Ora, o próprio facto de o legislador atribuir ao DL nº 3/96 efeitos retroactivos a 1 de Janeiro de 1996, revela a preocupação no cumprimento do prazo de transposição da 2ª Directiva do Conselho de 39 de Dezembro de 1983 (84/5/CEE) – inicialmente a data de 31/12/1992, depois prorrogada para 31/12/1995 - no segmento que prevê que as leis dos Estados Membros não podem conter normas que limitem os montantes máximos de indemnização, em casos de responsabilidade civil pelo risco, a valores inferiores aos montantes mínimos de garantia fixados em tal Directiva, situação que afasta fundamento a qualquer entendimento no sentido de tal transposição ter sido operada por diploma anterior; como se refere no Acórdão deste Tribunal, de 9/11/2004 – proferido na revista nº 2874/04 – “ainda que se considere que a redacção dada ao artigo 508º nº 1 do Código Civil pelo artigo único do DL nº 59/2004, de 19/3, reveste natureza interpretativa, do preambulo daquele diploma bem como da jurisprudência fixada pelo AUJ nº 3/2004 resulta que a aplicabilidade do conteúdo daquele normativo se restringe às situações ocorridas após o inicio da vigência do DL nº 3/96, de 25/1, que teve lugar a 1 do mesmo mês – artigo 4º - a fim de poder, dessa forma, ser dado cumprimento pelo Estado Português ao prazo limite concedido para transposição da Directiva nº 84/5/CEE…”.


Não releva, por outro lado, a simples adesão da recorrente a orientações doutrinárias ou jurisprudenciais, anteriores à prolação do dito acórdão uniformizador – e , aliás, aí devidamente referenciadas e ponderadas (cfr. nota 6) : para alcançar a eventual revisão da jurisprudência uniformizada, seria necessário que o interessado invocasse factos, circunstâncias ou elementos inovatórios, não devidamente valorados no aresto proferido - e cuja relevância eventualmente pudesse impor a reapreciação das questões já decididas; é que, a não ser assim, permitindo-se a reabertura sistemática de certa controvérsia jurídica exclusivamente com base em argumentação já apreciada pelo plenário, seriam pouco menos que inúteis as figuras processuais que permitem ou impõem a uniformização da jurisprudência, fixando a solução que resolve determinado conflito jurisprudencial , precisamente para estabilizar o direito, pondo, em princípio , termo a uma situação de indesejável insegurança na aplicação da lei.

Note-se, finalmente, que é manifestamente improcedente o argumento esgrimido pela recorrente, no sentido de que a solução alcançada no referido acórdão uniformizador colide com princípios de direito comunitário, por envolver o reconhecimento do efeito directo de uma directiva no âmbito de um litígio entre particulares.
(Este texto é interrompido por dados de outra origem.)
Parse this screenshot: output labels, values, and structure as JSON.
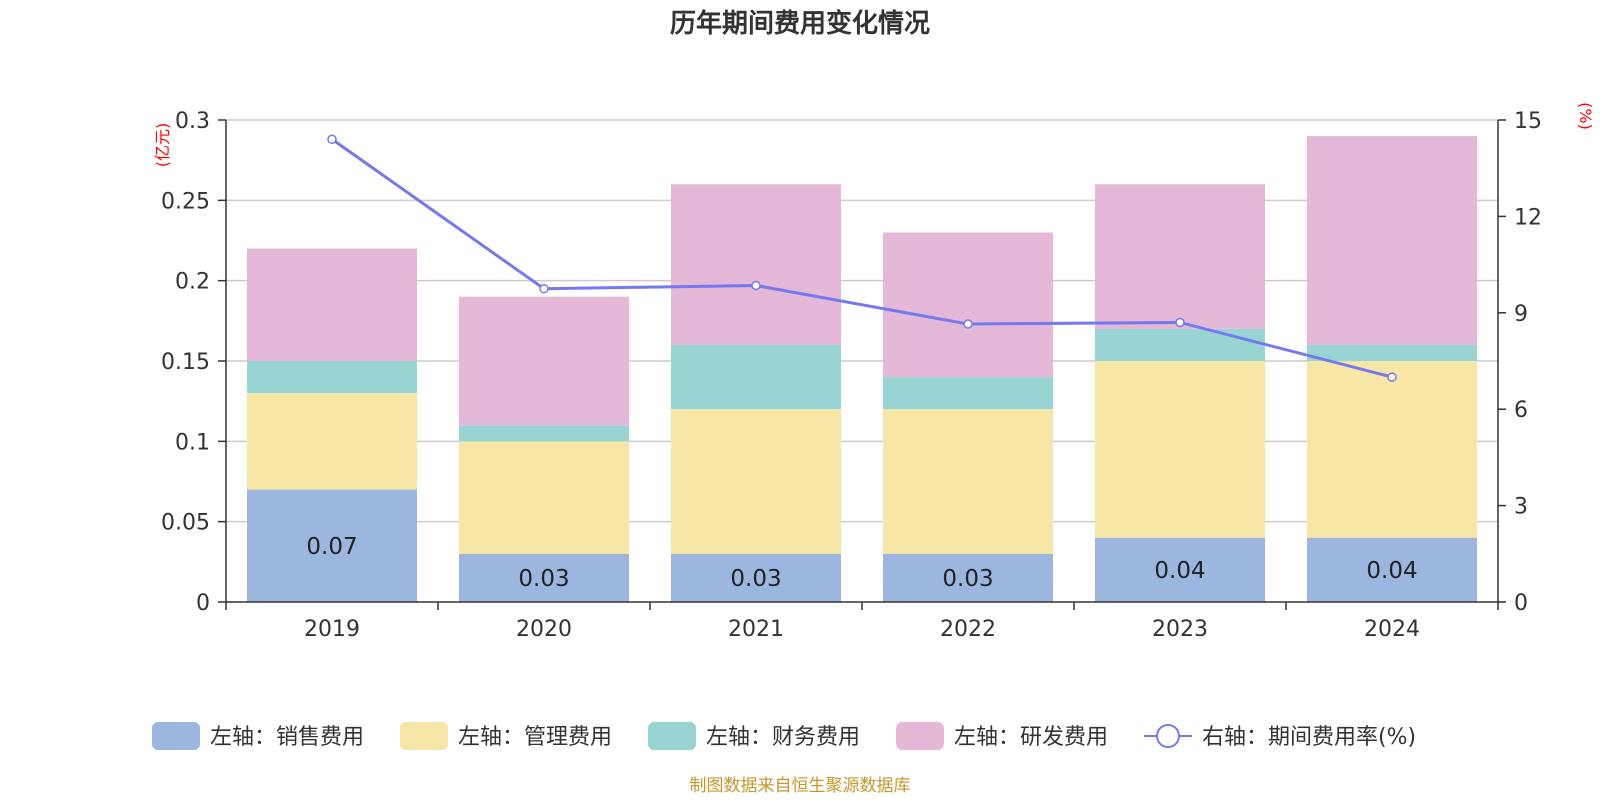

Como se refere expressamente no acórdão uniformizador:

A directiva pode, portanto, ser invocada contra qualquer entidade pública, mas não pode, em princípio, ser invocada contra um particular, pessoa singular ou colectiva.
Será, assim, de recusar efeito directo horizontal à Directiva aludida, não transposta para a ordem jurídica portuguesa, e, por quanto vem de dizer-se, com eventual cabimento, apenas, numa acção contra o Estado.

A solução alcançada pelo plenário das secções cíveis não passou, deste modo, por atribuir a qualquer directiva comunitária um efeito directo horizontal, mas apenas por interpretar normas legais, pertencentes à ordem jurídica nacional, em conformidade com o direito comunitário, e dentro dos parâmetros consentidos pelas regras interpretativas internas , fixadas nas disposições gerais e introdutórias do CC.
Não se encontra, deste modo, qualquer fundamento para proceder à revisão e reponderação da orientação firmada pelo Supremo, cuja solução se mantém inteiramente.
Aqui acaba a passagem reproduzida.